By Benet Koleka
TIRANA (Reuters) - An elite police officer in Albania was shot dead and two were wounded on Wednesday, triggering a renewed security crackdown in a region long notorious for industrial-scale production of cannabis.
Albanian police said the officers came under fire when they stopped a car containing armed men in the Lazarat region in the south of the Balkan country, and that the fatal shots were fired from a nearby house.
"Numerous police troops, as well as General Police Director Haki Çako, are (now) on their way to Lazarat," a statement by the national police said. No further details were immediately available.
Police for years steered clear of the village of Lazarat, a bastion of drug producers who churned out vast quantities of cannabis for export across Europe, until June 2014 when they staged a major operation to stamp out the industry.
Over a five-day period, police reported destroying more than 80,000 marijuana plants and saplings and over 23 metric tonnes of cannabis. They seized 11 heavy weapons, thousands of explosives and bullets and 10 grenades. Fourteen people were arrested and 130 houses searched.

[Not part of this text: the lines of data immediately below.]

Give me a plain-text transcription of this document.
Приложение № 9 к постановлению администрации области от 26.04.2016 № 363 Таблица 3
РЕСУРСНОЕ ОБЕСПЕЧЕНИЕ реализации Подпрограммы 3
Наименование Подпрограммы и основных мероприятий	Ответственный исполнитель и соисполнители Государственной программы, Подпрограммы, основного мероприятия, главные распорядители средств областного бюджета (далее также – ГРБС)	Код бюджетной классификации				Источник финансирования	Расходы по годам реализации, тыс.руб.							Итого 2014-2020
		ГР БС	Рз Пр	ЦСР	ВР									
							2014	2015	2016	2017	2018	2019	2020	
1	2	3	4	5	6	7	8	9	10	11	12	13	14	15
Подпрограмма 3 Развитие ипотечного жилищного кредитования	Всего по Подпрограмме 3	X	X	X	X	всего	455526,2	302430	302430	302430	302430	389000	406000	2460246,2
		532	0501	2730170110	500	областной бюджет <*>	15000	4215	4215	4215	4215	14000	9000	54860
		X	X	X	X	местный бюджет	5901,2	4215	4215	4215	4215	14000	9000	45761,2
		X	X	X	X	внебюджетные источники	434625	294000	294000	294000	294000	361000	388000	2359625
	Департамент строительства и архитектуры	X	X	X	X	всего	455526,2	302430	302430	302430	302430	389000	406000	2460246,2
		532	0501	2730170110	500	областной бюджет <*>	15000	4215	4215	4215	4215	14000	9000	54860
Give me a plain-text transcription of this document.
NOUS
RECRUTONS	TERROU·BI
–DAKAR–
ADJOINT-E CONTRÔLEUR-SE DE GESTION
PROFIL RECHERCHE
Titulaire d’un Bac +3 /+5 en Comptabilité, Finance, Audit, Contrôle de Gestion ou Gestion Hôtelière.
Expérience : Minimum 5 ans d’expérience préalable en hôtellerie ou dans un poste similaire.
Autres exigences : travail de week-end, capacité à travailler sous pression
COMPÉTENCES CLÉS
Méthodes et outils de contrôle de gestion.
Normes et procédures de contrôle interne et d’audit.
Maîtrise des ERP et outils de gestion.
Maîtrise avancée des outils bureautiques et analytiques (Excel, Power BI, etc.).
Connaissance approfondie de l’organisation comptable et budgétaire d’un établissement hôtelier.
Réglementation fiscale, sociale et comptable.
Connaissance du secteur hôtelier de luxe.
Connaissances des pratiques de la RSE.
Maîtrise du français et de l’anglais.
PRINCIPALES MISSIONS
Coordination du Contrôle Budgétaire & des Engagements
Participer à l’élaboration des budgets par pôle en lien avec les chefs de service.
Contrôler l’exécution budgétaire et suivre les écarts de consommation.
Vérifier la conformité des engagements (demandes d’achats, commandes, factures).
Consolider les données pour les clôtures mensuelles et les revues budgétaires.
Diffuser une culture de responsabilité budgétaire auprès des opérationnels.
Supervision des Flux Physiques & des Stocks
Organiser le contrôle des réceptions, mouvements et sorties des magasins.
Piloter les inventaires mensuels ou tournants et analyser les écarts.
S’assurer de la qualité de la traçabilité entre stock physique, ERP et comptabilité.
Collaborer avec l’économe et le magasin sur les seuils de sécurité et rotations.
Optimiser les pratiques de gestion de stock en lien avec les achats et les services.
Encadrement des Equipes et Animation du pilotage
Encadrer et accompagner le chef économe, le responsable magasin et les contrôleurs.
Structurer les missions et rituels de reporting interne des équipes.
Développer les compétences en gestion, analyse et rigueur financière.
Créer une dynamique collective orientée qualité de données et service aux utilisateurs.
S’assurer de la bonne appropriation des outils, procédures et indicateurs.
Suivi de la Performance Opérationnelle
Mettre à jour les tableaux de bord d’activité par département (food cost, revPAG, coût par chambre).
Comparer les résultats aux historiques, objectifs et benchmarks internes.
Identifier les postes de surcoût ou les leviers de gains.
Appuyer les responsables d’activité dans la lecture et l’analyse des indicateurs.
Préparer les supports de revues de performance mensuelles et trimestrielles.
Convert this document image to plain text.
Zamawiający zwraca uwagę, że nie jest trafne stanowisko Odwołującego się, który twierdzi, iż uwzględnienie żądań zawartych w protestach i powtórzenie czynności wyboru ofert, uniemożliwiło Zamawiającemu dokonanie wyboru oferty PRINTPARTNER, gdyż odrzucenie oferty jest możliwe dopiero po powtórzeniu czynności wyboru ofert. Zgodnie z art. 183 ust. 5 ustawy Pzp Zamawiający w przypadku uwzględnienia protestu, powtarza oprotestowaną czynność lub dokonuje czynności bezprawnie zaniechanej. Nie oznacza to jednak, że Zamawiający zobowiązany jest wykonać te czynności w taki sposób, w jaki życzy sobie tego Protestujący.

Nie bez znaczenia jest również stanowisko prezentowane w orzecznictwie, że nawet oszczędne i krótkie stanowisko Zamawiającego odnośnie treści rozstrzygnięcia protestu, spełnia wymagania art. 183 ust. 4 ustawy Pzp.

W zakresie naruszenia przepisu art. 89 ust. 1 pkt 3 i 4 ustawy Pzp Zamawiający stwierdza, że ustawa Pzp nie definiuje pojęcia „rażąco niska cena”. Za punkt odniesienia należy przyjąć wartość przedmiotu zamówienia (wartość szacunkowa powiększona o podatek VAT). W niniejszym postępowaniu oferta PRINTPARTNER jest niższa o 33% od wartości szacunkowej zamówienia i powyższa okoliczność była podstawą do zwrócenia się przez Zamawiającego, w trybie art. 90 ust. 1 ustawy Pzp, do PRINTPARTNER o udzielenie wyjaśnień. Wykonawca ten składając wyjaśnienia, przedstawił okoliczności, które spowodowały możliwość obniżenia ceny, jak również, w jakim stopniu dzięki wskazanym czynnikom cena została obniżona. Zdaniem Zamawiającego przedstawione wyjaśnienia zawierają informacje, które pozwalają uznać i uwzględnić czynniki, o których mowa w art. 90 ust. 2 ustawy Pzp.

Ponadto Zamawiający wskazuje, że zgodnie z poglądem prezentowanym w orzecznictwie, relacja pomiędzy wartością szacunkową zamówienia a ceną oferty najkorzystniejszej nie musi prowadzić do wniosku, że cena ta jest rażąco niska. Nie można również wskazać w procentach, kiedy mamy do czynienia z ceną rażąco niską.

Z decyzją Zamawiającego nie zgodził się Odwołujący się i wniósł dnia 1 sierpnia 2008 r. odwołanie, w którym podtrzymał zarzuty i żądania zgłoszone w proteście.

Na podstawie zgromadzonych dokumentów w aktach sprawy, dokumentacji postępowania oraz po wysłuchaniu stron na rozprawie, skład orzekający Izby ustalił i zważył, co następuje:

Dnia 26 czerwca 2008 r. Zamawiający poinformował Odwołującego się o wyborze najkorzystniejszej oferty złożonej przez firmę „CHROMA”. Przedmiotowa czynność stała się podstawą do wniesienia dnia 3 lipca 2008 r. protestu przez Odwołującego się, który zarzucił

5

The scale of the drug production -- worth an estimated 4.5 billion euros $5.03 billion) in 2013, according to Italian financial police -- was long an embarrassment for Albania, which is a NATO member now aspiring to join the European Union.
There is believed to be little serious cannabis production in Lazarat now, but the region retains a reputation for defiance of law-enforcement authorities.
Local media said the gunmen who fired at the police officers on Wednesday may have been the ones who held off police for several days during last year's crackdown before slipping away under cover of night by trekking over a mountain.
The elite police unit had gone to Lazarat on Wednesday to support local police officers after they were shot at overnight.
The dead officer was named as 31-year-old Ibrahim Basha, a former army special trooper who had recently joined the elite police force. His wounded colleagues were expected to survive.